Yup, that's where I am now. Time for conversion you think?

Answer 27

not yet, we have to split this up into partial fractions in order to better format this into something invertible

Answer 28

I don't think you can.

Answer 29

nvm.

Answer 30

\[\frac{s^2+7s+7}{(s+1)(s^2+4s+5)}=\frac{a}{(s+1)}+\frac{bx+c}{(s^2+4s+5)}\]

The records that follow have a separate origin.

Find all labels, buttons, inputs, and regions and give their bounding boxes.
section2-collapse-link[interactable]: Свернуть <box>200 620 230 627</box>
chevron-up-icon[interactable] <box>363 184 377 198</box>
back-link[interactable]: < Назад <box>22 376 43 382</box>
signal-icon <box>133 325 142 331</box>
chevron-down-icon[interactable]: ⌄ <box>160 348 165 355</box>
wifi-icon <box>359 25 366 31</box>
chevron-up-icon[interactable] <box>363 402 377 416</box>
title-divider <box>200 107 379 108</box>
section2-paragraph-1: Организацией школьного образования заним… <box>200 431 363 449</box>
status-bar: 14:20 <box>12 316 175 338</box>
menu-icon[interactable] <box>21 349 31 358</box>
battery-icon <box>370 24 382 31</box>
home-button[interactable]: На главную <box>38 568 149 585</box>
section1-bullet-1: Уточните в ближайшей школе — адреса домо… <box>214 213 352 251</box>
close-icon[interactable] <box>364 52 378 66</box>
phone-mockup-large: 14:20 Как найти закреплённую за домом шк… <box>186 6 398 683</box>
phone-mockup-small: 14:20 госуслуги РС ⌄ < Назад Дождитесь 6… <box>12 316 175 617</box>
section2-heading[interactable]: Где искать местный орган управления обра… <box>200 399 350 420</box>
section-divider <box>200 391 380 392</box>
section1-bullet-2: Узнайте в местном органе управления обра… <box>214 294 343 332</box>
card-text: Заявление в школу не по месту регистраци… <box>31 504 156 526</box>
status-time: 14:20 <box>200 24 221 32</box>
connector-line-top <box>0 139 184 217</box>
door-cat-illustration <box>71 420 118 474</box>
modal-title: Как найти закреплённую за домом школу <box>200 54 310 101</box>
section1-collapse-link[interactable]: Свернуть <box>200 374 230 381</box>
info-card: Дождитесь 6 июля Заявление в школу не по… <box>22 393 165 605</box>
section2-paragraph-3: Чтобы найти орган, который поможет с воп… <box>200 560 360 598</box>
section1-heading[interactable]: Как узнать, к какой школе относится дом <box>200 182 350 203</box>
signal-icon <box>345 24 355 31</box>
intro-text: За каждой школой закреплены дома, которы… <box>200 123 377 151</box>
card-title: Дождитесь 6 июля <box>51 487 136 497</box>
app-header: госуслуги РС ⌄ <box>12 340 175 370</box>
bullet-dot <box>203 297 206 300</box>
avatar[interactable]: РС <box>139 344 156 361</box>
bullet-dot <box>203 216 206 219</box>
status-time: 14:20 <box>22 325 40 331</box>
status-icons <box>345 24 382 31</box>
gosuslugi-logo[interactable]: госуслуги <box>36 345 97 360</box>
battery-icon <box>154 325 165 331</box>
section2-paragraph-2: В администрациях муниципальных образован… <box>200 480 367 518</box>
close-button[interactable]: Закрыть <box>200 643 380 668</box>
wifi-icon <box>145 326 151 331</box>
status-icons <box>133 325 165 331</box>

\[\frac{-1^2+7.-1+7}{\cancel{(s+1)}(-1^2+4.-1+5)}=\frac{a}{(s+1)}+\frac{bx+c}{(s^2+4s+5)}\]
\[\frac{1-7+7}{1-4+5}=\frac{a=1/2}{(s+1)}+\frac{bx+c}{(s^2+4s+5)}\]

Answer 31

That's right.

Answer 32

Wait, you got A as 1/2? I have it as -2.

Answer 33

double chk your math

Answer 34

im papering it at the moment

Answer 35

i get 4s+18 for the bs+c parts

Answer 36

I hit complex roots -.-

Answer 37

complex roots are fine

Answer 38

I know, but I have had them on every question so far.

Answer 39

hmm, I think i've ended up with:

1/8 e^(-5t)(-e^-4t)+10e^6t-1)

Answer 40

\[\frac18 e ^{-5t}(-e ^{4t}+10e ^{6t}-1)\]

Answer 41

you think thats good?

Answer 42

It looks right, do you have anything?

Answer 43

Plus, I need to eat dinner and the dining hall closes very soon.

Answer 44

yeah,check this out

http://www.stanford.edu/~boyd/ee102/laplace-table.pdf

i think 1/(s-1) was correct to begin with so these might be bad if we used my stuff

Answer 45

the rest was fine tho lol

Answer 46

alright. Well, thanks a million for your help.